All four candidates for Coweta County Sheriff agree that care must be taken in confiscating property and that “no-knock” warrants must be used sparingly.
The four candidates – James Callaway, Randolph Collins, Doug Jordan and Lenn Wood – took the stage at Trinity Church near Sharpsburg on Tuesday evening. The Coweta County Republican Party sponsored the forum, and Mike Crane, former state senator, was the moderator.
Voters will choose among the four in the June 18 special election. The election was called when Mike Yeager resigned after being appointed a U.S. marshal.
No-knock warrants are generally used in situations where officers have reason to fear they will be shot if they identify themselves. There have been complaints of overuse of the warrants in some jurisdictions.

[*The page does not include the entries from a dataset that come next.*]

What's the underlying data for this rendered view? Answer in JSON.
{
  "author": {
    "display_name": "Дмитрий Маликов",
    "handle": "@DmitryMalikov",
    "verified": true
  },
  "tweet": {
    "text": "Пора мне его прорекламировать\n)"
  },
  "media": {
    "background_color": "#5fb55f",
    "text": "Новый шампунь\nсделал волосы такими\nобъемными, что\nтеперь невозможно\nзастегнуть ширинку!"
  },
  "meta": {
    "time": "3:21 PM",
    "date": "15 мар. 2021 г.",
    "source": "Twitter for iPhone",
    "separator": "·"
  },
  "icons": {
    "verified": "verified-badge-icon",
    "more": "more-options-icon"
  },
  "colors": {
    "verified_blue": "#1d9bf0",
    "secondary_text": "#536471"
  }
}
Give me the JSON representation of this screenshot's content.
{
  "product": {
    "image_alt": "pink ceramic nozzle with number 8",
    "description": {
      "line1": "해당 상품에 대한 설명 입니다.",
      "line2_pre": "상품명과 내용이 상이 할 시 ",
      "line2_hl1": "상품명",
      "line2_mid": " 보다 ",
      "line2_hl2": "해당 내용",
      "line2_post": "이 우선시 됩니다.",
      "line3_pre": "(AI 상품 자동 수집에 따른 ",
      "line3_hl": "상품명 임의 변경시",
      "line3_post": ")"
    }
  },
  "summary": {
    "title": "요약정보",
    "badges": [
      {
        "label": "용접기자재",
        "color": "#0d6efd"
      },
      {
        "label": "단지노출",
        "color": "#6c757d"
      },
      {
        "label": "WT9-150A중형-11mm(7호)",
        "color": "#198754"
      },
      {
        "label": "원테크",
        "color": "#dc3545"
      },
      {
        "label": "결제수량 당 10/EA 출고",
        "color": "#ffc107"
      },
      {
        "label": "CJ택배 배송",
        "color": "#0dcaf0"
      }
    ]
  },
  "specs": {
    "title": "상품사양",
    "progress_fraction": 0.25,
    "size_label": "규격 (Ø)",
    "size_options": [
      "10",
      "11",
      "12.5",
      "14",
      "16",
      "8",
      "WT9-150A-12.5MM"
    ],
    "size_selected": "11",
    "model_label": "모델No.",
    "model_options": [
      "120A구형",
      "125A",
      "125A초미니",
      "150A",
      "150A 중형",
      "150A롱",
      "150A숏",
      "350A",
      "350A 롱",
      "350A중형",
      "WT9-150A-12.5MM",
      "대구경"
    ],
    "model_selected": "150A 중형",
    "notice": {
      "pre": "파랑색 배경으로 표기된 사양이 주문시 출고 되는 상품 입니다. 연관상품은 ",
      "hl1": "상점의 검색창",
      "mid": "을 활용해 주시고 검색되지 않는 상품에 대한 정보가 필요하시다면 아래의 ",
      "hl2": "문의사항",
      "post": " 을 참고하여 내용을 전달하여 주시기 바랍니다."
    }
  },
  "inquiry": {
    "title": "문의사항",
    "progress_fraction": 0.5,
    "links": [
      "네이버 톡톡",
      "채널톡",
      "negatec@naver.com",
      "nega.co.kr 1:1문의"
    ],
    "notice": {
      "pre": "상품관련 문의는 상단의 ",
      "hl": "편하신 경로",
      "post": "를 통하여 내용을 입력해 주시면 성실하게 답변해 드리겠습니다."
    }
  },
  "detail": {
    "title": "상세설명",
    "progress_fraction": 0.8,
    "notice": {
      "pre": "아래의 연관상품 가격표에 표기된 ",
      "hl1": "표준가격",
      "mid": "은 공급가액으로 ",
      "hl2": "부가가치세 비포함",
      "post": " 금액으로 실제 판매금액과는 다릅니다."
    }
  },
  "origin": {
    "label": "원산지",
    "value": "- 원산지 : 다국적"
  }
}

Wood, a longtime sheriff’s office employee who is serving as acting sheriff, said local judges are reluctant to sign no-knock warrants. Wood said he could only remember two being issued in Coweta County.
He recalled the circumstances for one of them, when law enforcement officials had knowledge of a large number of weapons in the home.
“It was going to be a danger to the officers,” Wood said.
“There is a place for no-knock warrants,” Collins said. “I don’t believe they should be used excessively.”
In most situations, “a regular warrant is fine,” Jordan said.
Collins and Wood referred to the Fourth Amendment to the U.S. Constitution, which prohibits unreasonable searches and seizures.
“Everyone has a right to feel safe in their own home,” Wood said.
Collins said no-knock warrants require oversight and accountability, thoughts Wood echoed.
“It is a tool that can be used at certain times. It must be justified,” Collins said.
“It all starts at the top. We have to make sure we pass it down to the guys doing the job,” Wood said.
Crane said Oregon has banned no-knock warrants by statute, and they are forbidden in Florida following a court ruling. He asked the candidates how they would feel about the Georgia legislature addressing no knock warrants.
That idea met with general approval.
“I don’t think there would be a problem with them putting restrictions on a no-knock warrant,” Wood said.
If the state would specify the circumstances in which such warrants could be issued and used, “I think we’ll all be better off,” he said.
Callaway said he would work through the Georgia Sheriff’s Association to get the law changed.
“If the law is broken, let’s fix it,” Collins said.
Civil asset forfeitures are allowed in certain circumstances. In an arrest for drug trafficking, authorities may be able to seize the car in which the drugs were found.
“Each case is different,” Jordan said, explaining that if items are taken, “you keep it until it’s adjudicated in court.”
If the court rules the items may be confiscated, the proceeds can be used for training, cars and other sheriff’s department needs – almost anything except salaries.
Wood said the district attorney’s office “looks at everything we seize.” That process is usually handled quickly.
“If there’s any kind of crime involved in it, and we can prove it in court, we’ll take it,” Wood said.
Callaway recalled an effort several years ago in Clayton County where spas were being used as fronts for houses of prostitution.
“We took a tractor/trailer with us,” he said. “We took the businesses. We took the pictures off the walls, the cash registers.”
He also recalled a case in Morrow where a Dodge Charger was seized when it was used in a drive-by shooting.
“We seized that vehicle because it was a platform for them to commit their crime,” Callaway said.
Callaway said the law is specific about the amount, weights and types of drugs that offenders must have if their property is to be seized. He said the civil seizure cases usually are won “well before the criminal cases go to court.”
“I hate it for you if you are a drug dealer, but we’re taking that money,” Jordan said.
The civil forfeiture process “can be abused,” Collins said. “If it’s used properly, it’s an asset to the community.”
Callaway said it is a myth that it is illegal to have more than a certain amount of money – $10,000 for example. He said extra paperwork is required for banking transactions involving large sums of money, but it is not illegal to hold cash.
Someone with that much money, however, may need documentation of where it came from and where it is going. Wood recalled a situation where a man was stopped with several hundred thousand dollars in a briefcase. The man was able to show he was traveling to Louisiana to purchase tractor/trailers, and he was allowed to continue his travels with the cash.